Harusnya malam itu Adhisty ada janji kencan dengan seorang pria. Tapi ayahnya mendesak agar lekas pulang. Mengetahui sejarah sang Papi yang pernah menderita serangan jantung, perempuan itu pun pulang dalam keadaan panik. Sesampainya di rumah, ia langsung menyesali keputusannya.
Seandainya ia tahu bahwa hal yang mendesak bagi Pak Hutama adalah mempertemukannya dengan Taru, ia tak akan mau terburu-buru pulang.
"Kamu ini loh, weekend begini keluar-keluar aja kerjanya. Anteng sedikit di rumah kenapa?" tanya Pak Hutama tak lama setelah melihat wajah jengah Adhisty kepada Taru.
"Kan lagi nyari calon menantu buat Papi," jawab Adhisty kesal.
"Lah, ini calonnya sudah di rumah!" kata Pak Hutama sambil menunjuk Taru. Adhisty pun memelototi ayahnya.
"Papi apaan sih?! Norak banget jodoh-jodohan..." kata perempuan itu kesal. Ia sudah jengah mendengar Papinya membicarakan Taru, kini bahkan sosok itu muncuk di ruang tamunya.
"Ini orang apa jin sih?!," batin Adhisty.
"Pak, kalau boleh, saya ingin bicara berdua dengan Adhisty," dengan sopan, Taru meminta izin untuk mendapatkan privasi kepada Pak Hutama.

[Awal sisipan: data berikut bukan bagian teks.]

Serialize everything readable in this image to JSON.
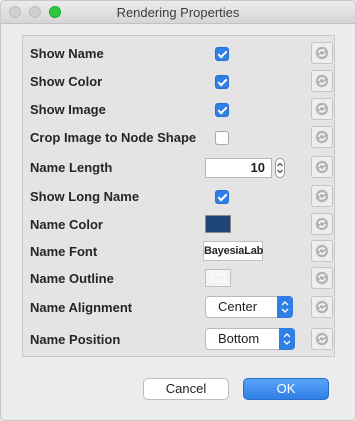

"Boleeehhh... di halaman belakang saja ya? Biar nyaman ngobrolnya," kata Pak Hutama dengan hangat dan sedikit bersemangat. Adhisty berjalan malas ke arah halaman belakang rumahnya. Taru mengikutinya dalam diam dari belakang.
Halaman belakang rumah keluarga Hutama lebih mirip padang bunga daripada sebuah halaman. Dari arah tempat duduk, orang dapat bersantai menikmati indahnya bunga dengan beragam jenis di sebuah halaman yang sangat luas. Terdapat pula jalan setapak jika ingin melihat bunga-bunga dari dekat. Pun di malam hari, halaman itu masih dapat memamerkan keindahannya karena seluruh taman dilengkapi penerangan yang cukup.

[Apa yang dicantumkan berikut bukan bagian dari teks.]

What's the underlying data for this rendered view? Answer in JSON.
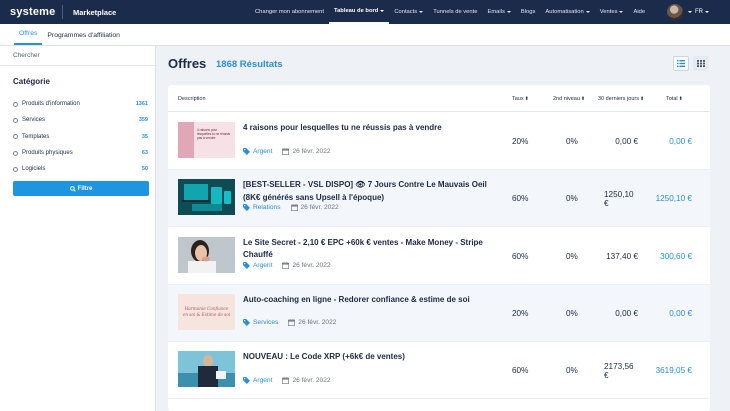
{
  "app": {
    "brand": "systeme",
    "section": "Marketplace"
  },
  "nav": [
    {
      "label": "Changer mon abonnement",
      "dropdown": false,
      "active": false
    },
    {
      "label": "Tableau de bord",
      "dropdown": true,
      "active": true
    },
    {
      "label": "Contacts",
      "dropdown": true,
      "active": false
    },
    {
      "label": "Tunnels de vente",
      "dropdown": false,
      "active": false
    },
    {
      "label": "Emails",
      "dropdown": true,
      "active": false
    },
    {
      "label": "Blogs",
      "dropdown": false,
      "active": false
    },
    {
      "label": "Automatisation",
      "dropdown": true,
      "active": false
    },
    {
      "label": "Ventes",
      "dropdown": true,
      "active": false
    },
    {
      "label": "Aide",
      "dropdown": false,
      "active": false
    }
  ],
  "lang": "FR",
  "subtabs": [
    "Offres",
    "Programmes d'affiliation"
  ],
  "sidebar": {
    "search_placeholder": "Chercher",
    "category_title": "Catégorie",
    "categories": [
      {
        "label": "Produits d'information",
        "count": "1361"
      },
      {
        "label": "Services",
        "count": "359"
      },
      {
        "label": "Templates",
        "count": "35"
      },
      {
        "label": "Produits physiques",
        "count": "63"
      },
      {
        "label": "Logiciels",
        "count": "50"
      }
    ],
    "filter_label": "Filtre"
  },
  "main": {
    "title": "Offres",
    "results": "1868 Résultats",
    "columns": {
      "description": "Description",
      "rate": "Taux",
      "second": "2nd niveau",
      "last30": "30 derniers jours",
      "total": "Total"
    },
    "rows": [
      {
        "title": "4 raisons pour lesquelles tu ne réussis pas à vendre",
        "tag": "Argent",
        "date": "26 févr. 2022",
        "rate": "20%",
        "second": "0%",
        "last30": "0,00 €",
        "total": "0,00 €",
        "thumb": "pink-text",
        "thumb_text": "4 raisons pour lesquelles tu ne réussis pas à vendre"
      },
      {
        "title": "[BEST-SELLER - VSL DISPO] 👁 7 Jours Contre Le Mauvais Oeil (8K€ générés sans Upsell à l'époque)",
        "tag": "Relations",
        "date": "26 févr. 2022",
        "rate": "60%",
        "second": "0%",
        "last30": "1250,10 €",
        "total": "1250,10 €",
        "thumb": "teal-devices",
        "thumb_text": ""
      },
      {
        "title": "Le Site Secret - 2,10 € EPC +60k € ventes - Make Money - Stripe Chauffé",
        "tag": "Argent",
        "date": "26 févr. 2022",
        "rate": "60%",
        "second": "0%",
        "last30": "137,40 €",
        "total": "300,60 €",
        "thumb": "photo-woman",
        "thumb_text": ""
      },
      {
        "title": "Auto-coaching en ligne - Redorer confiance & estime de soi",
        "tag": "Services",
        "date": "26 févr. 2022",
        "rate": "20%",
        "second": "0%",
        "last30": "0,00 €",
        "total": "0,00 €",
        "thumb": "pink-script",
        "thumb_text": "Harmonie Confiance en soi & Estime de soi"
      },
      {
        "title": "NOUVEAU : Le Code XRP (+6k€ de ventes)",
        "tag": "Argent",
        "date": "26 févr. 2022",
        "rate": "60%",
        "second": "0%",
        "last30": "2173,56 €",
        "total": "3619,05 €",
        "thumb": "photo-man",
        "thumb_text": ""
      }
    ]
  },
  "colors": {
    "nav_bg": "#1a2b4c",
    "accent": "#2a8fd8",
    "button": "#1e95e0"
  }
}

"Pinter ya, mendekati Papi untuk menjebak aku?" kata Adhisty setelah menyalakan lampu-lampu halaman belakang.
"Saya nggak menjebak. Saya cuma mau ketemu," balas Taru.
"Aku nggak mau ketemu, makanya kamu jebak biar ketemu. Mengelak aja sih, Ru?" Adhisty melepas malas sepatunya dan memakai sandal halaman belakang. Ia melenggang ke jalan setapak di halaman belakang, meninggalkan Taru yang kebingungan karena tak ada sandal lagi di sana.

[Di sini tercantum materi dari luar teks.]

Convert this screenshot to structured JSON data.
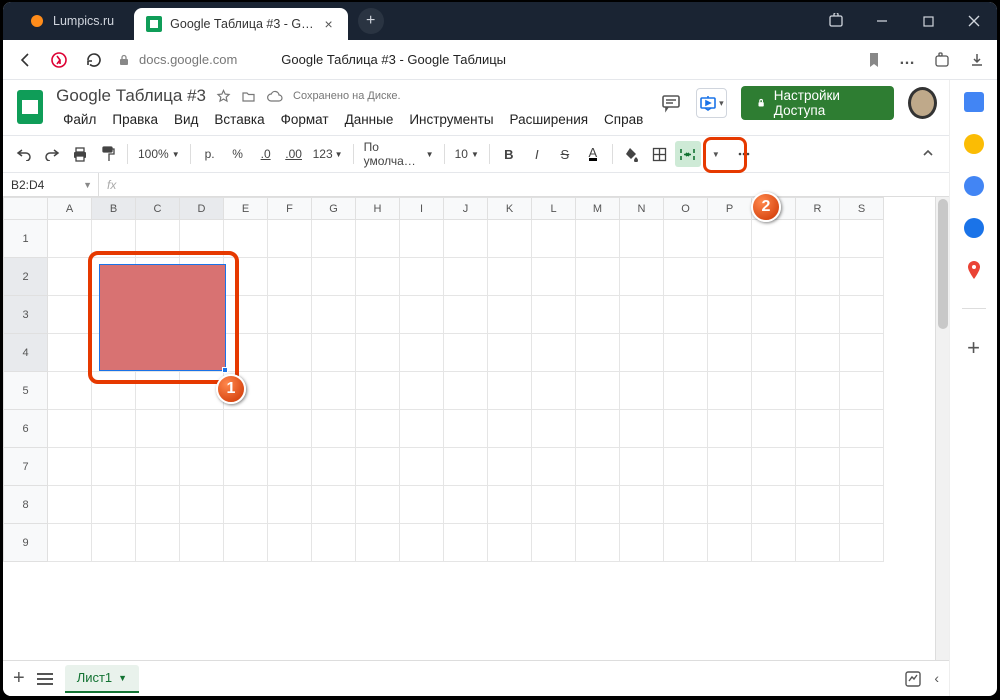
{
  "titlebar": {
    "inactive_tab": "Lumpics.ru",
    "active_tab": "Google Таблица #3 - G…",
    "close": "×",
    "newtab": "+"
  },
  "addressbar": {
    "url": "docs.google.com",
    "page_title": "Google Таблица #3 - Google Таблицы",
    "more": "…"
  },
  "doc": {
    "title": "Google Таблица #3",
    "saved": "Сохранено на Диске."
  },
  "menus": [
    "Файл",
    "Правка",
    "Вид",
    "Вставка",
    "Формат",
    "Данные",
    "Инструменты",
    "Расширения",
    "Справ"
  ],
  "share_label": "Настройки Доступа",
  "toolbar": {
    "zoom": "100%",
    "currency": "р.",
    "percent": "%",
    "dec_dec": ".0",
    "inc_dec": ".00",
    "numfmt": "123",
    "font": "По умолча…",
    "fontsize": "10"
  },
  "namebox": "B2:D4",
  "fx": "fx",
  "columns": [
    "A",
    "B",
    "C",
    "D",
    "E",
    "F",
    "G",
    "H",
    "I",
    "J",
    "K",
    "L",
    "M",
    "N",
    "O",
    "P",
    "Q",
    "R",
    "S"
  ],
  "rows": [
    "1",
    "2",
    "3",
    "4",
    "5",
    "6",
    "7",
    "8",
    "9"
  ],
  "sheet_tab": "Лист1",
  "callouts": {
    "one": "1",
    "two": "2"
  }
}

Tapi Taru tahu kesempatan ini tak akan datang dua kali. Maka ia nekat melangkah menggunakan sepatunya.
"Apa yang membuat kamu nggak mau menikahi saya?" tanya Taru sambil berusaha berjalan sedekat mungkin dengan Adhisty.
Adhisty tertawa mengejek, "Kamu serius nanya?"
"Serius. Saya mau berusaha berubah kalau ada sikap saya yang kurang berkenan untuk kamu."
Adhisty berbalik dan menatap Taru. Tatapan pria di hadapannya yang sungguh-sungguh serta sikapnya yang lebih baik dari ketika terakhir 'melamar' membuat Adhisty memicingkan matanya. Ia tak langsung percaya, tapi juga penasaran.
Belum pernah ada laki-laki yang berkata rela berubah demi mendapatkan Adhisty dengan nada semeyakinkan Taru. Tentu saja hal ini membuat Adhisty ingin tahu kenapa pria ini bersikukuh membujuknya.
"Kenapa sih kamu ngotot banget mau menikahi aku?" tanya Adhisty.
"Ibu saya yang meminta."
"Ibu?"
Taru mengangguk, "Ibu saya bilang, dia pernah ketemu kamu. Lalu dia ingin saya menikahi kamu."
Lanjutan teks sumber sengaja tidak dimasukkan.